Özellikle *girişimler* ve *start-up odaklı ekosistem* içinde faaliyet gösteren küçük ölçekli şirketler için bu durum çok daha ağır. Zira büyük firmalara kıyasla *maliyetleri göğüsleme kapasiteleri* oldukça sınırlı. Bu da inovasyonun ve yaratıcılığın merkezi olarak görülen bu kesimin ciddi şekilde zarar görmesine ve sektörün genel olarak *geride kalmasına* neden olabilir.
Kısacası, Trump’ın son gümrük muafiyeti adımı kısa vadede bazı rahatlamalar sağlasa da, tamamlanmış ürünlere yönelik *yüksek vergi oranları* sektördeki *maliyet baskısını* artırmaya devam ediyor.
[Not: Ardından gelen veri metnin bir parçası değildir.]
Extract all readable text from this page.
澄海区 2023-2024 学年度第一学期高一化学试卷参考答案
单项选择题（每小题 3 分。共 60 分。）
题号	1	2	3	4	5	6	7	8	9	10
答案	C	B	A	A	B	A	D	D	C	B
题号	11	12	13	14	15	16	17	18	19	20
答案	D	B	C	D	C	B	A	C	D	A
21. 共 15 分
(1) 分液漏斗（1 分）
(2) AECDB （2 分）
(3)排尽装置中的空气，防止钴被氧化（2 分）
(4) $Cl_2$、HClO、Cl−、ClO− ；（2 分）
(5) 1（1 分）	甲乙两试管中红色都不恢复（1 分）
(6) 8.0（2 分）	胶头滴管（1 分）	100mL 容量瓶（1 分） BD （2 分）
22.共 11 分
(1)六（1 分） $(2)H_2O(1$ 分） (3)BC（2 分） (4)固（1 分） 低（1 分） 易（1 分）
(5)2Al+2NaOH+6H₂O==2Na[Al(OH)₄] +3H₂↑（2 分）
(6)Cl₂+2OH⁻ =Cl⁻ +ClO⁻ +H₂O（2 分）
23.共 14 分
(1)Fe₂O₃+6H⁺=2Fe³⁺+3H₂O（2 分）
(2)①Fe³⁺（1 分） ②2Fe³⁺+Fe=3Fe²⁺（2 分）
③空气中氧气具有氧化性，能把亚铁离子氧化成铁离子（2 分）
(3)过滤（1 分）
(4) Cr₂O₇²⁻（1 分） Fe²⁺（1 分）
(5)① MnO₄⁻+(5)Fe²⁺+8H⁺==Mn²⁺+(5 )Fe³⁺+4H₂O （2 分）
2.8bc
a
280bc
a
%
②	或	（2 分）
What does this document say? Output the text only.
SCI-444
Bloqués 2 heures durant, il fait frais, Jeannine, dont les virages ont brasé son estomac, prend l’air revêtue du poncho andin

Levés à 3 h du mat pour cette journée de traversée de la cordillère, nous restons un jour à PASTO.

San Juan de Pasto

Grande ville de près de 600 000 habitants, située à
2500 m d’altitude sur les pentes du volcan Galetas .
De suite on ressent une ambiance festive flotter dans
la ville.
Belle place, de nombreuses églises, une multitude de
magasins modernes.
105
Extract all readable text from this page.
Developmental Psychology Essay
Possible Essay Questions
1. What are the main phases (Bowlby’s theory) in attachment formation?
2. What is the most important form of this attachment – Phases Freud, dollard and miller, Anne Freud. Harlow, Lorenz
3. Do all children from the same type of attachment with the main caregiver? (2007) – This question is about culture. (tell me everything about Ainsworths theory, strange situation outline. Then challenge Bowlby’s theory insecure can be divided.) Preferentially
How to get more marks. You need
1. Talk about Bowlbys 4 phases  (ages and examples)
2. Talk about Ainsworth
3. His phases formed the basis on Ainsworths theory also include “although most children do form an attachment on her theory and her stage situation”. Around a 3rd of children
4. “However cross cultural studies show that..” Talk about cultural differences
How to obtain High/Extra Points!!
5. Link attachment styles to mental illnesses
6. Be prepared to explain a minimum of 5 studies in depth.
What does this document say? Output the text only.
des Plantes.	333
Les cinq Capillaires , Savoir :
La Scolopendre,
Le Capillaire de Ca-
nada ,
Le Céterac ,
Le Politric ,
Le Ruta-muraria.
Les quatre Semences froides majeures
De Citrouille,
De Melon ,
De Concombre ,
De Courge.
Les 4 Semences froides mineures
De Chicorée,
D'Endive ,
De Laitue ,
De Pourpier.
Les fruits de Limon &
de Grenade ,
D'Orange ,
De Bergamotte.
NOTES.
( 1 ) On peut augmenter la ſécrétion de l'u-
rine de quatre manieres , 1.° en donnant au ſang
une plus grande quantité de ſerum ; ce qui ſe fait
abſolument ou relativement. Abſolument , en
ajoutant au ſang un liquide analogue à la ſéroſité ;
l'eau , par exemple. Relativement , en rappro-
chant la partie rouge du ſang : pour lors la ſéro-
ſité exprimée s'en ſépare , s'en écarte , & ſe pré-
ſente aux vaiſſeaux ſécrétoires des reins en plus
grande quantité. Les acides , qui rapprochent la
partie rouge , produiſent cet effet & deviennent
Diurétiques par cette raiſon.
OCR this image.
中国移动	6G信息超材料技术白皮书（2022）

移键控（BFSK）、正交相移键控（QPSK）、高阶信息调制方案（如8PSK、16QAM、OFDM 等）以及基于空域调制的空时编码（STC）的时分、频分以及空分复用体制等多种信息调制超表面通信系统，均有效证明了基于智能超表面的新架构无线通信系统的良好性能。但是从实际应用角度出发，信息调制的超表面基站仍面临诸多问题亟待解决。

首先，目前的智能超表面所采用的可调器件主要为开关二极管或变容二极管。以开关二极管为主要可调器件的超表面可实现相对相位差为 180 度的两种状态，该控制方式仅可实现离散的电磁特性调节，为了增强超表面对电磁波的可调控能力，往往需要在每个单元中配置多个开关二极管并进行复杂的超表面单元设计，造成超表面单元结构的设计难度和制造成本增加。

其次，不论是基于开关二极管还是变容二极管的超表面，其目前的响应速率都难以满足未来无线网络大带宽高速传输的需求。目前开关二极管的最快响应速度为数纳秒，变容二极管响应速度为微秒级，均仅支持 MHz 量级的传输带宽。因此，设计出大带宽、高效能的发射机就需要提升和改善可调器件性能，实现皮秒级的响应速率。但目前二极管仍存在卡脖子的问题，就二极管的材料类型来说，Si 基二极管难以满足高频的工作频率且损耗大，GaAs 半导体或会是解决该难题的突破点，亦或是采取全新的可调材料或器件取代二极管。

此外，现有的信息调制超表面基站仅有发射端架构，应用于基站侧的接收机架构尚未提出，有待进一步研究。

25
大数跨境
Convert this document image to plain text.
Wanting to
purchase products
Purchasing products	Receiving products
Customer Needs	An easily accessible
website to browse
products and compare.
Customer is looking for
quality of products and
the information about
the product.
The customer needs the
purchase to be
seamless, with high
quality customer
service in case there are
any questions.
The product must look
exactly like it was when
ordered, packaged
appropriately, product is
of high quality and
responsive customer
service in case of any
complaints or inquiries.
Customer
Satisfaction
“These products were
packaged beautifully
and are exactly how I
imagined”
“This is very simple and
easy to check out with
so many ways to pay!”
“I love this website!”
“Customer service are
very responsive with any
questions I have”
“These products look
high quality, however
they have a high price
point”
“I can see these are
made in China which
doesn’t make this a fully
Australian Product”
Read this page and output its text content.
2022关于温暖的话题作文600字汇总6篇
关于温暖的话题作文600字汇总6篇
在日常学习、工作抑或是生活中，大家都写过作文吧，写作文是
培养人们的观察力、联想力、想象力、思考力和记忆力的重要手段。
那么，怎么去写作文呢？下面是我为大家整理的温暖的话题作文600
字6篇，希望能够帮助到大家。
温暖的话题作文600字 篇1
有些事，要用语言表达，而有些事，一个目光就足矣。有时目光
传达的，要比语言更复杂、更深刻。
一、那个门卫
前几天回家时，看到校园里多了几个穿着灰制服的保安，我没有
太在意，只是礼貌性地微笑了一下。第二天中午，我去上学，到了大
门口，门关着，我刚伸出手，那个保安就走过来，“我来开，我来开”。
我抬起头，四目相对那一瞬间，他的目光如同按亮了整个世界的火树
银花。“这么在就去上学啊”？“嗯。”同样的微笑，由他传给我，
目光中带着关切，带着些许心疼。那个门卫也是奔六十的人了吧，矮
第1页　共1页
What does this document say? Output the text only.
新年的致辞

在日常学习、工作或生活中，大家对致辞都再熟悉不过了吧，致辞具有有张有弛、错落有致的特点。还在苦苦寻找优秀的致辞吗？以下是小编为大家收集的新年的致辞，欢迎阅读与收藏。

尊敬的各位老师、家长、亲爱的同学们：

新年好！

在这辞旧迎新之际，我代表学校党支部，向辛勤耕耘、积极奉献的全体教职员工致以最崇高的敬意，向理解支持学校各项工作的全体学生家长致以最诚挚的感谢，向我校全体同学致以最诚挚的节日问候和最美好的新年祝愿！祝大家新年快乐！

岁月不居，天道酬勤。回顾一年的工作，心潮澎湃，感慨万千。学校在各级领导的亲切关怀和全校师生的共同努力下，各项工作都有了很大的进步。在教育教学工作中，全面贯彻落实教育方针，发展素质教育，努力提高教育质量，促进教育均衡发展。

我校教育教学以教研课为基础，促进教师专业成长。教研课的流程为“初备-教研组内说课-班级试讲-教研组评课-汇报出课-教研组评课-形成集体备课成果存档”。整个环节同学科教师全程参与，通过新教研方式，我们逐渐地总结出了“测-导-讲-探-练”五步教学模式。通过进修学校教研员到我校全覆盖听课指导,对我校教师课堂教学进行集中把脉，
Korumacı ticaret politikaları, ABD’nin *teknolojik altyapı yatırımlarını* ve *yapay zekâda liderliğini* sürdürme hedefiyle çelişiyor. Politikayı oluşturan karar alıcıların, bu yapısal gerçekliği görüp yön değiştirmemesi halinde ABD’nin teknoloji geleceği *ciddi sınavlarla* karşı karşıya kalabilir.